Dia desses me vi de novo envolvida numa discussão sobre se as pessoas devem ou não ser julgadas pela roupa que vestem e se a empresa pode recusar ou contratar um candidato com base na sua vestimenta no dia da entrevista.
Esse é um assunto recorrente que sempre faço questão de discutir em minhas aulas em cursos de design. A roupa é uma ferramenta de comunicação como outra qualquer. Roland Barthes, famoso e respeitado filósofo que dedicou boa parte de sua vida ao estudo da semiologia (o estudo dos signos e seus significados) chegou a escrever um livro inteiro sobre o assunto chamado “O Sistema da moda”. Ele dizia que ninguém se veste impunemente. O ato de vestir, em nossa sociedade, é cuidadosamente codificado.
A roupa diz muito sobre a pessoa. E não tem nada a ver com o poder aquisitivo. Uma das pessoas mais elegantes e bem vestidas que já conheci foi uma faxineira numa das empresas onde trabalhei. Ela estava sempre ereta, com o uniforme impecável, uma leve maquiagem e as mãos sempre feitas! O profissionalismo que essa mulher transmitia excedia a qualquer concorrente. E quantas mulheres riquíssimas que você conhece que parecem um espantalho de exagero e mau gosto?
Quando um designer gráfico, uma pessoa essencialmente visual, vai a uma entrevista com roupas que não combinam entre si, dá para desconfiar da sua competência, da sua cultura visual. Se ele não tem “olho” para perceber a dissonância, o desequilíbrio, a disparidade entre as cores, como é que vai dar para confiar no trabalho que ele vai fazer? Se ele não se incomoda com o ruído visual, com o feio, com a falta de sintonia, então ainda não está maduro. As pessoas não são modulares. Elas são inteiras. Ou têm “olho”, ou não têm. E como eu disse antes, não tem nada a ver com o poder aquisitivo nem com estilo. Há roupas de marca, caríssimas, horrorosas. E camisetas de balaio bem charmosas.
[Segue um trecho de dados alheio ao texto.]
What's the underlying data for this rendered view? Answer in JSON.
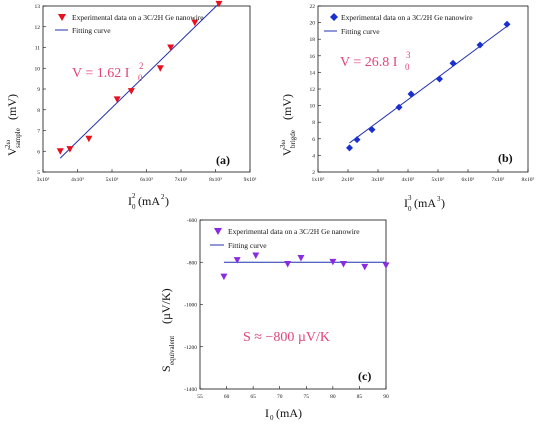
{
  "chart_data": [
    {
      "type": "scatter",
      "panel_label": "(a)",
      "xlabel": "I",
      "xlabel_sup": "2",
      "xlabel_sub": "0",
      "xlabel_unit": "(mA",
      "xlabel_unit_sup": "2",
      "xlabel_unit_end": ")",
      "ylabel": "V",
      "ylabel_sup": "2ω",
      "ylabel_sub": "sample",
      "ylabel_unit": "(mV)",
      "xlim": [
        3000,
        9000
      ],
      "ylim": [
        5,
        13
      ],
      "x_ticks": [
        "3x10³",
        "4x10³",
        "5x10³",
        "6x10³",
        "7x10³",
        "8x10³",
        "9x10³"
      ],
      "y_ticks": [
        "5",
        "6",
        "7",
        "8",
        "9",
        "10",
        "11",
        "12",
        "13"
      ],
      "equation": "V = 1.62 I",
      "equation_sub": "0",
      "equation_sup": "2",
      "marker_color": "#e8101e",
      "line_color": "#2030b0",
      "series": [
        {
          "name": "Experimental data on a 3C/2H Ge nanowire",
          "marker": "triangle-down",
          "x": [
            3500,
            3780,
            4330,
            5150,
            5560,
            6400,
            6700,
            7400,
            8100
          ],
          "y": [
            6.0,
            6.1,
            6.6,
            8.5,
            8.9,
            10.0,
            11.0,
            12.2,
            13.1
          ]
        },
        {
          "name": "Fitting curve",
          "kind": "line",
          "x": [
            3500,
            8100
          ],
          "y": [
            5.67,
            13.12
          ]
        }
      ]
    },
    {
      "type": "scatter",
      "panel_label": "(b)",
      "xlabel": "I",
      "xlabel_sup": "3",
      "xlabel_sub": "0",
      "xlabel_unit": "(mA",
      "xlabel_unit_sup": "3",
      "xlabel_unit_end": ")",
      "ylabel": "V",
      "ylabel_sup": "3ω",
      "ylabel_sub": "brigde",
      "ylabel_unit": "(mV)",
      "xlim": [
        100000,
        800000
      ],
      "ylim": [
        2,
        22
      ],
      "x_ticks": [
        "1x10⁵",
        "2x10⁵",
        "3x10⁵",
        "4x10⁵",
        "5x10⁵",
        "6x10⁵",
        "7x10⁵",
        "8x10⁵"
      ],
      "y_ticks": [
        "2",
        "4",
        "6",
        "8",
        "10",
        "12",
        "14",
        "16",
        "18",
        "20",
        "22"
      ],
      "equation": "V = 26.8 I",
      "equation_sub": "0",
      "equation_sup": "3",
      "marker_color": "#1a2fd0",
      "line_color": "#2030b0",
      "series": [
        {
          "name": "Experimental data on a 3C/2H Ge nanowire",
          "marker": "diamond",
          "x": [
            205000,
            230000,
            280000,
            370000,
            410000,
            505000,
            550000,
            640000,
            730000
          ],
          "y": [
            4.9,
            5.9,
            7.1,
            9.8,
            11.4,
            13.2,
            15.1,
            17.3,
            19.8
          ]
        },
        {
          "name": "Fitting curve",
          "kind": "line",
          "x": [
            205000,
            735000
          ],
          "y": [
            5.5,
            19.7
          ]
        }
      ]
    },
    {
      "type": "scatter",
      "panel_label": "(c)",
      "xlabel": "I",
      "xlabel_sub": "0",
      "xlabel_unit": "(mA)",
      "ylabel": "S",
      "ylabel_sub": "equivalent",
      "ylabel_unit": "(µV/K)",
      "xlim": [
        55,
        90
      ],
      "ylim": [
        -1400,
        -600
      ],
      "x_ticks": [
        "55",
        "60",
        "65",
        "70",
        "75",
        "80",
        "85",
        "90"
      ],
      "y_ticks": [
        "-600",
        "-800",
        "-1000",
        "-1200",
        "-1400"
      ],
      "y_tick_values": [
        -600,
        -800,
        -1000,
        -1200,
        -1400
      ],
      "equation": "S ≈ −800 µV/K",
      "marker_color": "#8a2be2",
      "line_color": "#2030b0",
      "series": [
        {
          "name": "Experimental data on a 3C/2H Ge nanowire",
          "marker": "triangle-down",
          "x": [
            59.5,
            62,
            65.5,
            71.5,
            74,
            80,
            82,
            86,
            90
          ],
          "y": [
            -868,
            -790,
            -768,
            -808,
            -780,
            -798,
            -808,
            -822,
            -815
          ]
        },
        {
          "name": "Fitting curve",
          "kind": "line",
          "x": [
            59.5,
            90
          ],
          "y": [
            -800,
            -800
          ]
        }
      ]
    }
  ]
}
Quando um ator de televisão aparece em um casamento de celebridades vestido com um jeans rasgado, de maneira alguma isso significa que ele não liga para roupas. Ele liga muito, e a tal ponto que precisa desesperadamente se diferenciar dos outros usando esse recurso. Se ele vestisse um terno como todos os outros convidados, estaria prestando uma homenagem aos noivos (“eu nunca visto terno e odeio gravatas! Só mesmo o meu grande amigo Fulano é capaz de fazer valer tal sacrifício”), mas sumiria na multidão. Ele se veste de maneira inadequada e a mensagem a ser lida é “Estou pouco me lixando para o meu amigo Fulano. O meu jeito de ser e as minhas opiniões são mais importantes que tudo!”
Como a roupa tem códigos, com certeza há linguagens e vocabulários específicos para cada ocasião. Se quero ser desejada, vou a uma festa com um vestido curto e sensual. Mas no trabalho, se quero que a mensagem principal seja “vejam como sou competente”, não dá para usar o mesmo vestido. Ele está “berrando” uma mensagem diferente.
Se vou visitar um cliente e sei de antemão que ele é formal e conservador, o que custa tirar os piercings mais visíveis? Não se trata de fingir ser quem você não é. Trata-se de adequar a linguagem à situação. Com certeza, numa mesa de bar, depois de 3 cervejas, com amigos de infância, você não usa o mesmo vocabulário que numa reunião de diretoria, não é? A sua atitude também é diferente. No bar você pode sentar de maneira relaxada, com as pernas esticadas. Pode até colocar o pé em cima de uma cadeira, dependendo do lugar. Numa reunião de negócios, jamais.
Qual o problema em adequar a atitude, roupa, linguagem à cada situação? Isso mostra que você domina bem as ferramentas de comunicação e tem sensibilidade para verificar o contexto e se adaptar. Não sai falando alemâo num encontro onde está todo mundo conversando em chinês.
Os atributos essenciais da pessoa não são alterados pela roupa. Mas podem ser muito bem traduzidos por ela. E atributos essenciais importantíssimos para um profissional são a flexibilidade, a capacidade de adequação, a empatia, a facilidade de comunicação, a sensibilidade para interpretar contextos, e o domínio das linguagens.
Assim, quando uma empresa dispensa uma candidata a gerente de negócios porque ela foi à entrevista com a lingerie preta e pink aparecendo no profundo decote, não é porque os examinadores são caretas e moralistas. É porque ela não tem domínio sobre a linguagem, não sabe se comunicar. Não possui um atributo essencial que é a capacidade de entender o cliente e falar a linguagem dele para ser melhor entendida. Ela acha que o seu jeito sensual de ser é mais importante que tudo. É uma “sem noção”. Não dá mesmo para contratar.